Un joven le trasmitió VIH a su expareja y quedó preso por violar la ley de profilaxis

La Justicia cordobesa falló contra el hombre de 22 años, quien fue sentenciado a la pena de tres años y seis meses; la mujer dio positivo

En Córdoba, un joven que le transmitió el virus de inmunodeficiencia adquirida (VIH) a una ex pareja, que quedó embarazada, fue condenado por la Justicia. El hombre, que cumple prisión efectiva en la cárcel de Bouwer, fue sentenciado a la pena de tres años y seis meses por el delito de "lesiones gravísimas agravadas".

La decisión la tomó el juez Hernán Buteler, de la Cámara 6ª del Crimen de Córdoba, sobre los hechos protagonizados por el joven de 22 años. La mujer denunciante, en tanto, ahora porta el virus y está en tratamiento. El hijo de ambos, por el contrario, dio negativo.

El detenido, un peón rural, llegó a la instancia del juicio bajo la acusación de haber incumplido el artículo 18 de la ley nacional de profilaxis. La norma, destinada a las enfermedades venéreas y su tratamiento, impone que "será reprimido con la pena establecida en el artículo 202 del Código Penal quien, sabiéndose afectado de una enfermedad venérea transmisible, la contagia a otra persona".

La acusación estuvo en manos de la fiscal Bettina Croppi, del fuero de Violencia Familiar de Córdoba. (La Voz / Archivo)

Así, la fiscalía a cargo planteó que el acusado sabía que era portador de VIH, pero no tomó los cuidados necesarios para evitar la transmisión. Conforme a la acusación de su expareja, el hombre no adoptó los recaudos correspondientes para tener relaciones sexuales.

La fiscal Bettina Croppi del fuero de Violencia Familiar, quien investigó el caso y ordenó la detención, había solicitado una condena de cuatro años y ocho meses. Sin embargo, el juez a cargo sentenció una pena de tres años y seis meses de prisión efectiva.

El hombre, en tanto, se había declarado inocente. Su abogada Susana Lucero, incluso, había pedido la absolución y demandado la liberación inmediata.
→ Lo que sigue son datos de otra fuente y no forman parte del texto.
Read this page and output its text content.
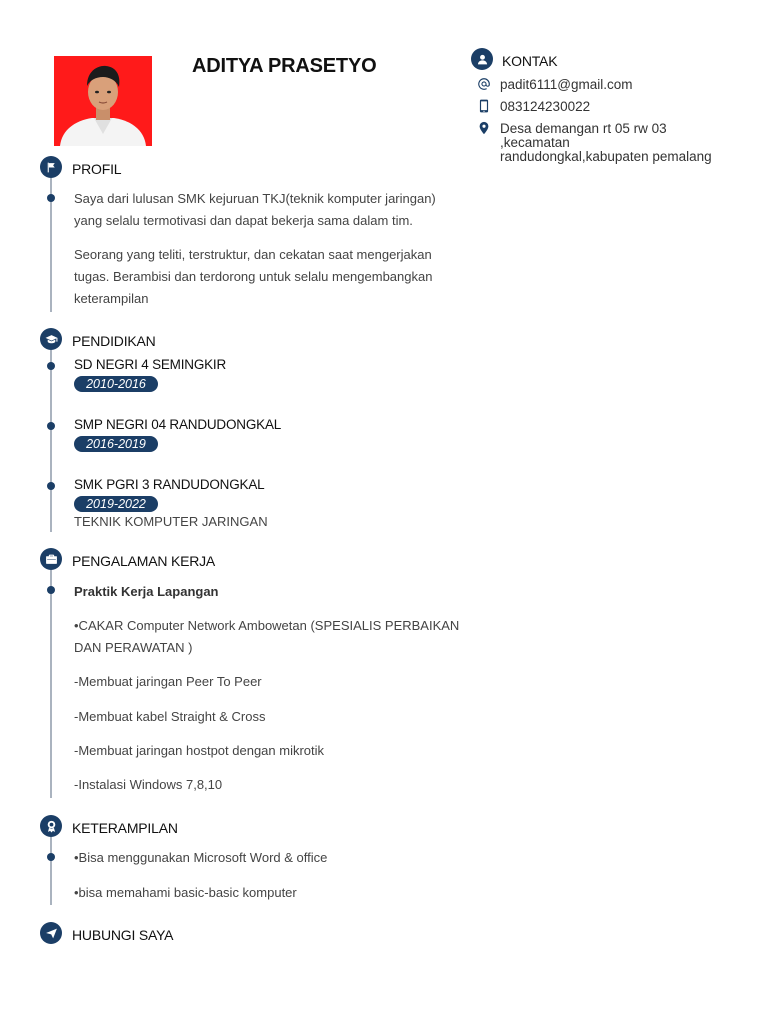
ADITYA PRASETYO	KONTAK
padit6111@gmail.com
083124230022
Desa demangan rt 05 rw 03
,kecamatan
randudongkal,kabupaten pemalang
PROFIL
Saya dari lulusan SMK kejuruan TKJ(teknik komputer jaringan)
yang selalu termotivasi dan dapat bekerja sama dalam tim.
Seorang yang teliti, terstruktur, dan cekatan saat mengerjakan
tugas. Berambisi dan terdorong untuk selalu mengembangkan
keterampilan
PENDIDIKAN
SD NEGRI 4 SEMINGKIR
2010-2016
SMP NEGRI 04 RANDUDONGKAL
2016-2019
SMK PGRI 3 RANDUDONGKAL
2019-2022
TEKNIK KOMPUTER JARINGAN
PENGALAMAN KERJA
Praktik Kerja Lapangan
•CAKAR Computer Network Ambowetan (SPESIALIS PERBAIKAN
DAN PERAWATAN )
-Membuat jaringan Peer To Peer
-Membuat kabel Straight & Cross
-Membuat jaringan hostpot dengan mikrotik
-Instalasi Windows 7,8,10
KETERAMPILAN
•Bisa menggunakan Microsoft Word & office
•bisa memahami basic-basic komputer
HUBUNGI SAYA
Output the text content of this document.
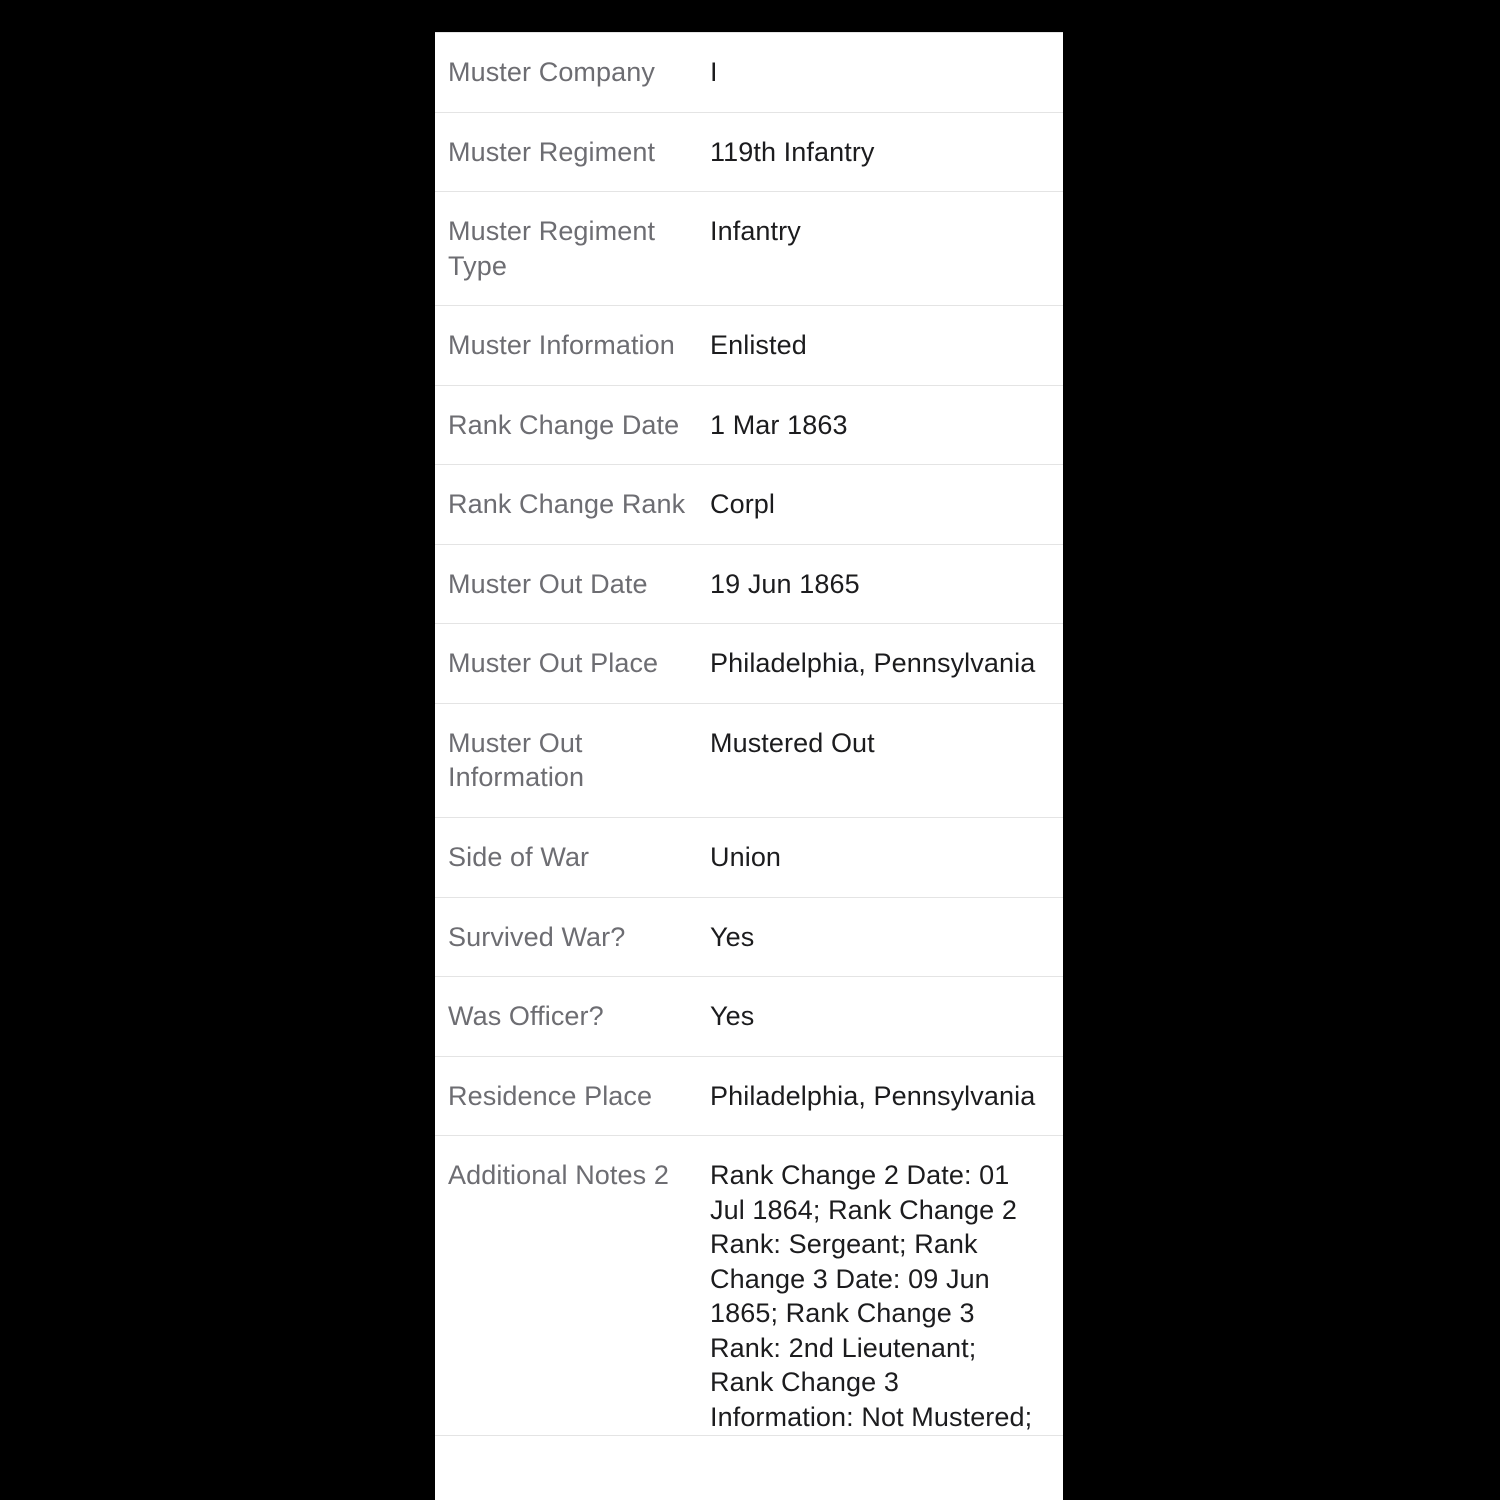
Muster Company	I
Muster Regiment	119th Infantry
Muster Regiment Type	Infantry
Muster Information	Enlisted
Rank Change Date	1 Mar 1863
Rank Change Rank	Corpl
Muster Out Date	19 Jun 1865
Muster Out Place	Philadelphia, Pennsylvania
Muster Out Information	Mustered Out
Side of War	Union
Survived War?	Yes
Was Officer?	Yes
Residence Place	Philadelphia, Pennsylvania
Additional Notes 2	Rank Change 2 Date: 01 Jul 1864; Rank Change 2 Rank: Sergeant; Rank Change 3 Date: 09 Jun 1865; Rank Change 3 Rank: 2nd Lieutenant; Rank Change 3 Information: Not Mustered;
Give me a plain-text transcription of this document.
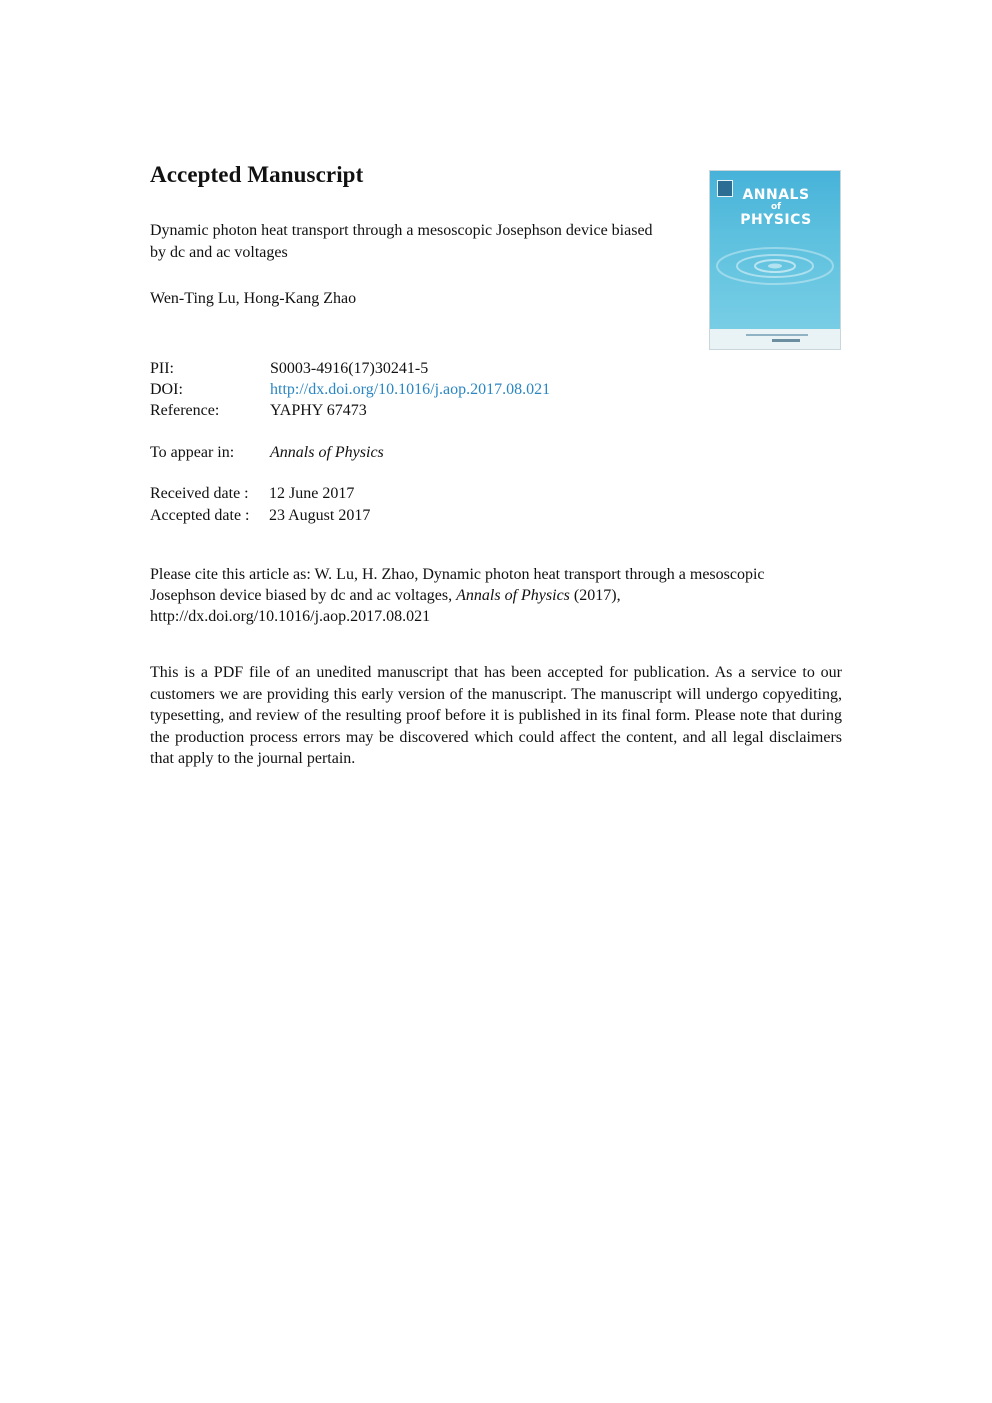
Accepted Manuscript
Dynamic photon heat transport through a mesoscopic Josephson device biased by dc and ac voltages
Wen-Ting Lu, Hong-Kang Zhao
PII:	S0003-4916(17)30241-5
DOI:	http://dx.doi.org/10.1016/j.aop.2017.08.021
Reference:	YAPHY 67473
To appear in: Annals of Physics
Received date : 12 June 2017
Accepted date : 23 August 2017
Please cite this article as: W. Lu, H. Zhao, Dynamic photon heat transport through a mesoscopic Josephson device biased by dc and ac voltages, Annals of Physics (2017),
http://dx.doi.org/10.1016/j.aop.2017.08.021
This is a PDF file of an unedited manuscript that has been accepted for publication. As a service to our customers we are providing this early version of the manuscript. The manuscript will undergo copyediting, typesetting, and review of the resulting proof before it is published in its final form. Please note that during the production process errors may be discovered which could affect the content, and all legal disclaimers that apply to the journal pertain.
ANNALS
of
PHYSICS
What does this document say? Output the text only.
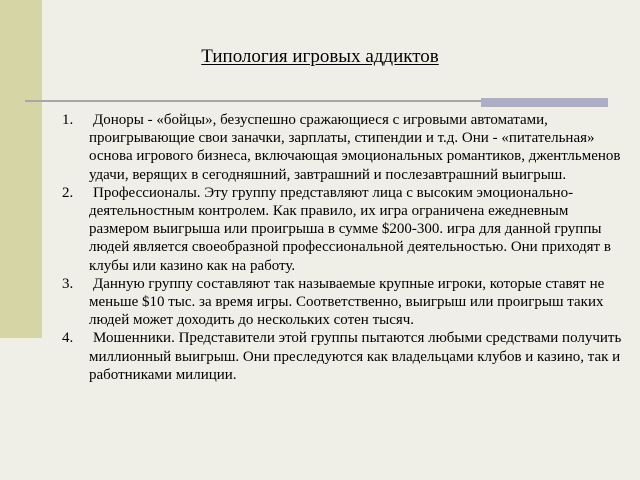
Типология игровых аддиктов
1. Доноры - «бойцы», безуспешно сражающиеся с игровыми автоматами, проигрывающие свои заначки, зарплаты, стипендии и т.д. Они - «питательная» основа игрового бизнеса, включающая эмоциональных романтиков, джентльменов удачи, верящих в сегодняшний, завтрашний и послезавтрашний выигрыш.
2. Профессионалы. Эту группу представляют лица с высоким эмоционально-деятельностным контролем. Как правило, их игра ограничена ежедневным размером выигрыша или проигрыша в сумме $200-300. игра для данной группы людей является своеобразной профессиональной деятельностью. Они приходят в клубы или казино как на работу.
3. Данную группу составляют так называемые крупные игроки, которые ставят не меньше $10 тыс. за время игры. Соответственно, выигрыш или проигрыш таких людей может доходить до нескольких сотен тысяч.
4. Мошенники. Представители этой группы пытаются любыми средствами получить миллионный выигрыш. Они преследуются как владельцами клубов и казино, так и работниками милиции.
En ese sentido, sostuvo que no era seguro "quién le transmitió el virus a quién".

Finalmente, el juez Buteler condenó al joven a prisión por el delito de lesiones gravísimas agravadas, pero no por la figura penal que la fiscalía había sugerido. Al momento, ya cumplió dos años de la condena desde la penitenciaría cordobesa.

Ante el fallo, la defensa no tiene pensado apelar, ya que entiende que el joven ya cursó la mayor parte de la condena y que, gracias a su buen comportamiento, podría acceder a la libertad condicional en un futuro cercano.

La pareja

Desde principios de 2018 hasta enero de 2019, la denunciante y el detenido mantuvieron una relación de pareja. En base a lo que se detalla en la causa, la mujer descubrió que estaba embarazada y que era portadora del virus.

Tiempo después, el vínculo entre ambos se cortó y ella decidió hacer la denuncia, que fue encuadrada en violencia de género. Tras recopilar informes y testimonios, la fiscal Croppi ordenó la detención y la prisión efectiva.